Friday 20th February, Front Room, South Bank Centre, Mishka Adams Band. Free
I only caught the second half tonight, so call this a snapshot or an apology rather than a review.
And the sound in the Front Room at the QEH wasn’t great either. Plus it was heaving with people (something called Meetup seems to target this venue!) , and as a result uncomfortably hot.
So to see no fewer than sixteen, seventeen people queuing up for, and walking away with one of her CDs afterwards left optimism : the CD buyers will hear impeccable sounds in their front rooms, as balanced by the safe hands of Candid Records. Chill-out sounds. In comfort. Nice.
Mishka Adams’ voice right now is an appealing light, soft, gentle instrument. She claims both Joni Mitchell and Norma Winstone as influences. She often lets phrases catch the updraft straight into a sweet, sensitive, impeccably in tune head voice.
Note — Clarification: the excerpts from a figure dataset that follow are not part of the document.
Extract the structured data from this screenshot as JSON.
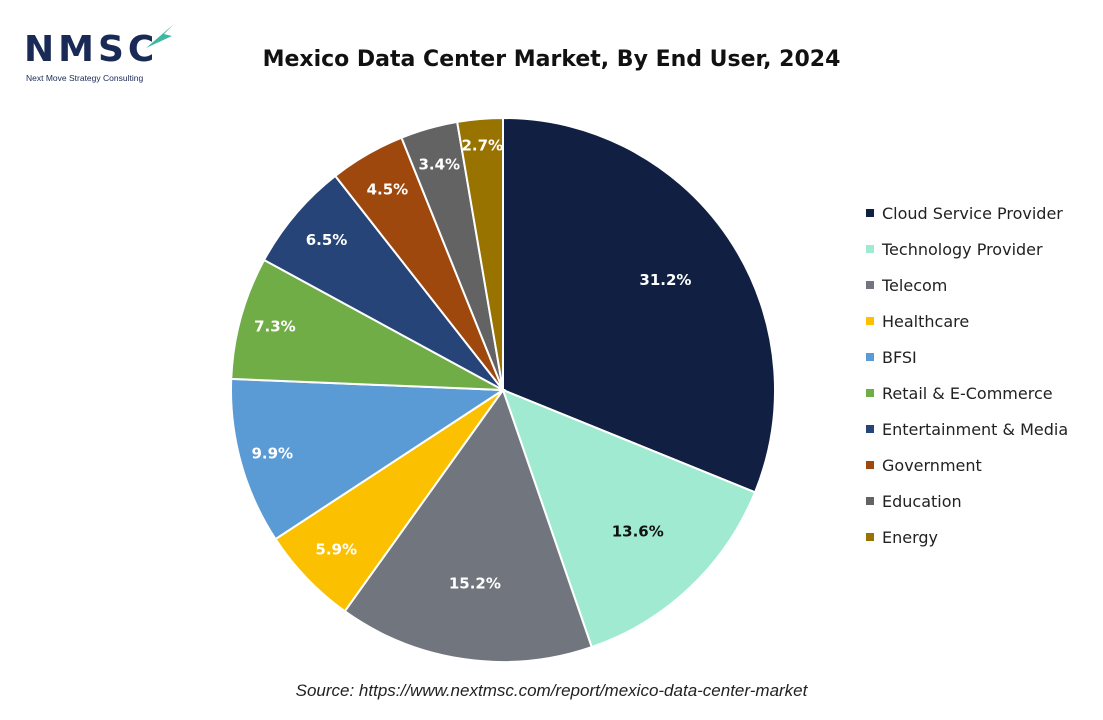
{
  "logo": {
    "name": "NMSC",
    "tagline": "Next Move Strategy Consulting",
    "color": "#1a2a56",
    "accent": "#3fb8a0"
  },
  "chart_data": {
    "type": "pie",
    "title": "Mexico Data Center Market, By End User, 2024",
    "categories": [
      "Cloud Service Provider",
      "Technology Provider",
      "Telecom",
      "Healthcare",
      "BFSI",
      "Retail & E-Commerce",
      "Entertainment & Media",
      "Government",
      "Education",
      "Energy"
    ],
    "values": [
      31.2,
      13.6,
      15.2,
      5.9,
      9.9,
      7.3,
      6.5,
      4.5,
      3.4,
      2.7
    ],
    "data_labels": [
      "31.2%",
      "13.6%",
      "15.2%",
      "5.9%",
      "9.9%",
      "7.3%",
      "6.5%",
      "4.5%",
      "3.4%",
      "2.7%"
    ],
    "colors": [
      "#111f42",
      "#a1ead2",
      "#71767e",
      "#fbc000",
      "#5b9bd5",
      "#70ad47",
      "#264478",
      "#9e480e",
      "#636363",
      "#997300"
    ],
    "label_colors": [
      "#ffffff",
      "#111111",
      "#ffffff",
      "#ffffff",
      "#ffffff",
      "#ffffff",
      "#ffffff",
      "#ffffff",
      "#ffffff",
      "#ffffff"
    ],
    "start_angle_deg": 0,
    "direction": "clockwise",
    "legend_position": "right"
  },
  "source": "Source: https://www.nextmsc.com/report/mexico-data-center-market"
}
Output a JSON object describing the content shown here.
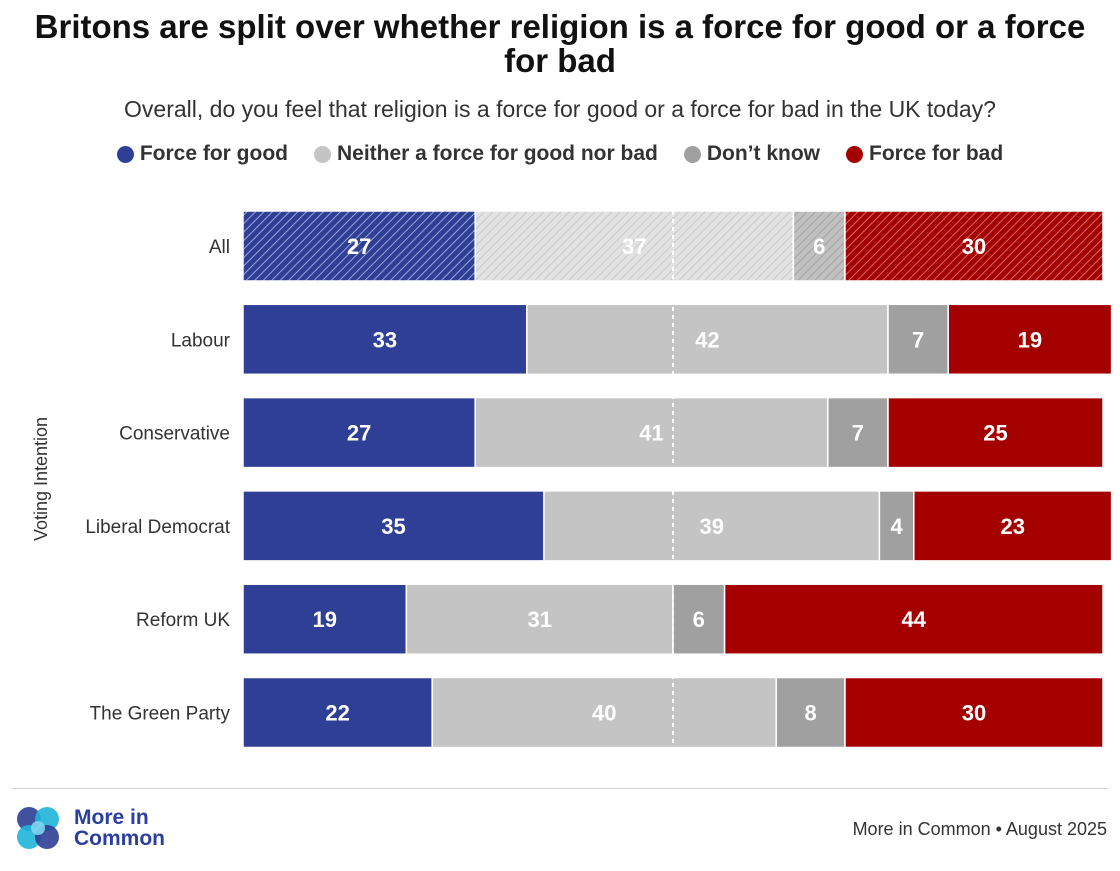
{
  "title": "Britons are split over whether religion is a force for good or a force for bad",
  "subtitle": "Overall, do you feel that religion is a force for good or a force for bad in the UK today?",
  "legend": [
    {
      "label": "Force for good",
      "color": "#2e3f95"
    },
    {
      "label": "Neither a force for good nor bad",
      "color": "#c4c4c4"
    },
    {
      "label": "Don’t know",
      "color": "#a0a0a0"
    },
    {
      "label": "Force for bad",
      "color": "#a50000"
    }
  ],
  "chart_data": {
    "type": "bar",
    "orientation": "horizontal",
    "stacked": "100%",
    "ylabel": "Voting Intention",
    "categories": [
      "All",
      "Labour",
      "Conservative",
      "Liberal Democrat",
      "Reform UK",
      "The Green Party"
    ],
    "series": [
      {
        "name": "Force for good",
        "color": "#2e3f95",
        "values": [
          27,
          33,
          27,
          35,
          19,
          22
        ]
      },
      {
        "name": "Neither a force for good nor bad",
        "color": "#c4c4c4",
        "values": [
          37,
          42,
          41,
          39,
          31,
          40
        ]
      },
      {
        "name": "Don’t know",
        "color": "#a0a0a0",
        "values": [
          6,
          7,
          7,
          4,
          6,
          8
        ]
      },
      {
        "name": "Force for bad",
        "color": "#a50000",
        "values": [
          30,
          19,
          25,
          23,
          44,
          30
        ]
      }
    ],
    "xlim": [
      0,
      100
    ],
    "midline_at": 50,
    "hatched_categories": [
      "All"
    ],
    "data_labels": true
  },
  "footer": {
    "logo_line1": "More in",
    "logo_line2": "Common",
    "source": "More in Common • August 2025"
  }
}
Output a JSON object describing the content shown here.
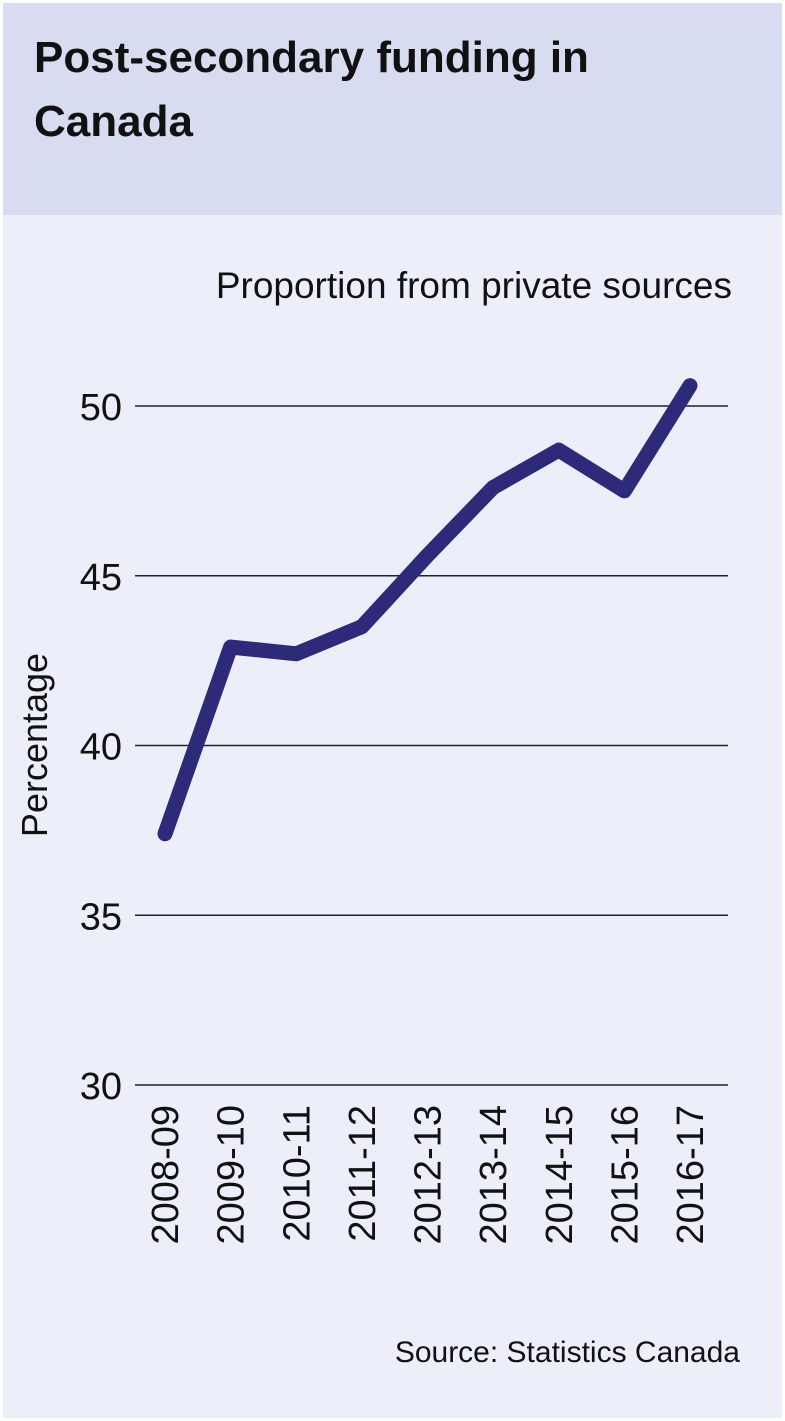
{
  "chart_data": {
    "type": "line",
    "title": "Post-secondary funding in Canada",
    "subtitle": "Proportion from private sources",
    "y_label": "Percentage",
    "source": "Source: Statistics Canada",
    "categories": [
      "2008-09",
      "2009-10",
      "2010-11",
      "2011-12",
      "2012-13",
      "2013-14",
      "2014-15",
      "2015-16",
      "2016-17"
    ],
    "series": [
      {
        "name": "Proportion from private sources",
        "color": "#2e2a7a",
        "values": [
          37.4,
          42.9,
          42.7,
          43.5,
          45.6,
          47.6,
          48.7,
          47.5,
          50.6
        ]
      }
    ],
    "ylim": [
      30,
      50
    ],
    "yticks": [
      30,
      35,
      40,
      45,
      50
    ],
    "grid": true
  }
}
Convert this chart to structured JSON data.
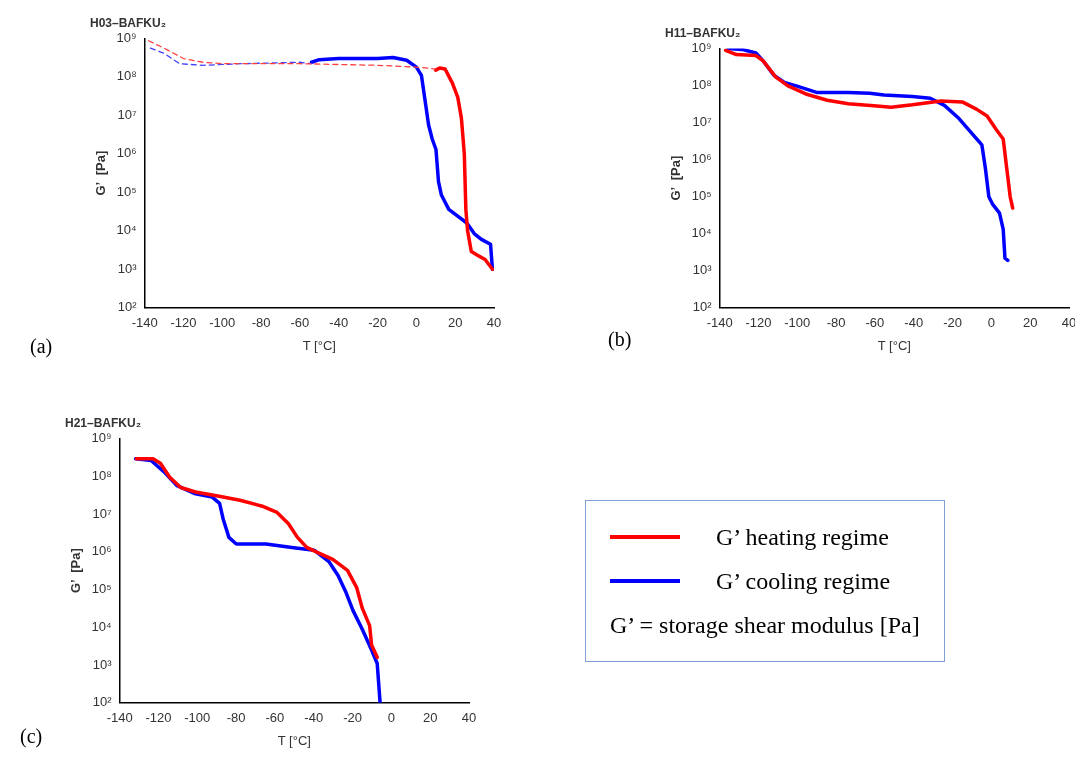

But from where I was standing, that ethereal sound often got unfortunately submerged.
That’s not because her band are rowdies, in fact they seem quite the opposite. These are polite, ex-Guildhall types. Like Andrew Woolf with his luxuriously centred clarinet sound and his lyrically inclined, in-the-chords tenor sax voice. Like Esben Tjalveon on piano. Check out the track “Space”on Adams’ Myspace site. See what I mean: not exactly a Milwall thug. Perhaps Jon Scott on drums does stretch out a bit more than the others as he builds intensity. In fact, in the last number I doubt if I was alone in thinking that Scott’s crescendo to fortissimo marked the end of the song and of the set, only to discover that both were yet to end- curiously- on the quietest of fade-outs to nothing.
I’m sure the Mishka Adams Band has many more gears, many more colours and moods than were on show in just one set tonight. And could also be balanced to better advantage.
And what’s more, I’m sure that both Mishka Adams’ songwriting and her voice will have further to travel too. And all of that is a prospect I look forward to hearing.